If yesterday's jazzy cover of Beyoncé's “Crazy in Love” by ever-present vocalist Emeli Sande and the Bryan Ferry Orchestra had you sashaying instead of scratching your head, “The Great Gatsby” director Baz Luhrmann would like your help. We already know the film's going to have an absolutely thumping soundtrack (courtesy of exec producer Jay-Z), but the director is hoping the beat will keep 'Gatsby' on everyone's mind through the summer.

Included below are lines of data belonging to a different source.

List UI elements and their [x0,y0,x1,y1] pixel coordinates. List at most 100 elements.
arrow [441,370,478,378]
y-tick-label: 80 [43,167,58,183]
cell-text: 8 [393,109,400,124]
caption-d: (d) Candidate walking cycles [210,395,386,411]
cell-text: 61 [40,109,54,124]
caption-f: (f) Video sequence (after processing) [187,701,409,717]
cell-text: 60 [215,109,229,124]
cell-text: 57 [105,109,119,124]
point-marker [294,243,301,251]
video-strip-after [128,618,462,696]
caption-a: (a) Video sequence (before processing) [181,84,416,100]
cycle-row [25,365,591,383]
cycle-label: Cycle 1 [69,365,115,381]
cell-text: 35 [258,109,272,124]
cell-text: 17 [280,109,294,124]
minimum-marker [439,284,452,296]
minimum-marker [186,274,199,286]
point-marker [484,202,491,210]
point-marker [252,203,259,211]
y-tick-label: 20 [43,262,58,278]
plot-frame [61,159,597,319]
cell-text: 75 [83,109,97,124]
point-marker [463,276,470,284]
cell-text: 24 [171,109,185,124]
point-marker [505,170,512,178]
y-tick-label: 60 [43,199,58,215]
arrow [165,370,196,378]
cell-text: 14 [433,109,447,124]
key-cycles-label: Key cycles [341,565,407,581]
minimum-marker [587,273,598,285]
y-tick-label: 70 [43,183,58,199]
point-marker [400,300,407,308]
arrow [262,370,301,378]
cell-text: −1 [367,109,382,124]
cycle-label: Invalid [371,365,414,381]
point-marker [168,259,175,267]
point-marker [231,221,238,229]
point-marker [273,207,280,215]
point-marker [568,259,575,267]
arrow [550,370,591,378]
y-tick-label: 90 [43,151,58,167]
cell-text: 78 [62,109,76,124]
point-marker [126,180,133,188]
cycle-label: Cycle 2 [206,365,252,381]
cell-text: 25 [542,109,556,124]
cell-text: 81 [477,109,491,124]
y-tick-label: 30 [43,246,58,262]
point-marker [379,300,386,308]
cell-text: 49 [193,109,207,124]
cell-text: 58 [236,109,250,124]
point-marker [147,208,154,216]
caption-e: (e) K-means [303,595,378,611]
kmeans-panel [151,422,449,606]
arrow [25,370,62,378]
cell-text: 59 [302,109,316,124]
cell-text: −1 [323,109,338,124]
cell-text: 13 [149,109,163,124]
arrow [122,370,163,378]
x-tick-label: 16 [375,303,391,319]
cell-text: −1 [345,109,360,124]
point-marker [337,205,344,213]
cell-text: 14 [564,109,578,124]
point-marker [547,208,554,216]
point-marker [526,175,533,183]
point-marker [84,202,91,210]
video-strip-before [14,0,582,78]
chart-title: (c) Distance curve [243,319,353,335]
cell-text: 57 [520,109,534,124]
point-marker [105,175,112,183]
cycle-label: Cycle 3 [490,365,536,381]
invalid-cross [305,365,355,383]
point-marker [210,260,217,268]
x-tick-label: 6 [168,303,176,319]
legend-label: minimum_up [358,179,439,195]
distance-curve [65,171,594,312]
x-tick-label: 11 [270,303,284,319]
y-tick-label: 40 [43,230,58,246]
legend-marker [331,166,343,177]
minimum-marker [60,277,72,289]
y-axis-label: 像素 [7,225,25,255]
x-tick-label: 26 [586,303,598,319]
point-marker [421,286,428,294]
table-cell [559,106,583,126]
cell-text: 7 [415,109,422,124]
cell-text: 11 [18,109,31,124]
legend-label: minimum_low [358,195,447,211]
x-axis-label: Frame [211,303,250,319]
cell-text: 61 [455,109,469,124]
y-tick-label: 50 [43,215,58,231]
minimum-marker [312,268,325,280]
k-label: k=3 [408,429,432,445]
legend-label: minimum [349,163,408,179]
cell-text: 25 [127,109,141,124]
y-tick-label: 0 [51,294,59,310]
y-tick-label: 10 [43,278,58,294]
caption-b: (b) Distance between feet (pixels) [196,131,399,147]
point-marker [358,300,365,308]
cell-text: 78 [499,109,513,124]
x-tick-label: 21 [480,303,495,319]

Of course, opulence and Luhrmann's films go hand in hand, so when the prospect of Gatsby-inspired theme parties is raised, it seems only natural. “The idea is that you don't just come see the movie, but also celebrate that extraordinary book throughout the summer," the director said recently (via Reuters), pointing to the “intoxication” of Jay Gatsby (Leonardo DiCaprio) and his “glittering parties and mysterious gardens.”

In fact, the actual production on 'Gatsby' was plagued by bad weather and torrential rain, as well as Luhrmann's unfortunate collision with a crane on-set just before Christmas 2011. "I wasn't going to die, but I had four stitches and a concussion," he explained. "We just had to shut down at that point."

The film started up again in February 2012, and Luhrmann got back to work on creating his 3D adaptation. And when it came to the new format, the director found it -- combined with the “live theatre” of long takes -- extremely helpful in bringing the audience into Gatsby's Roaring Twenties world, from “spectators to participants.”

Luhrmann calls the 3D in the film “poetic glue,” and also reveals (via LA Times) his use of Zelda Fitzgerald's life and writings to develop the character of Daisy (Carey Mulligan) further. Truly, it's an apt description, waiting to see if Luhrmann's excessive and ambitious approach can finally hang together, but we'll soon see if he gets “the summer of Gatsby" when the film opens May 10th. Grab your feathered skirts and tuxes just in case.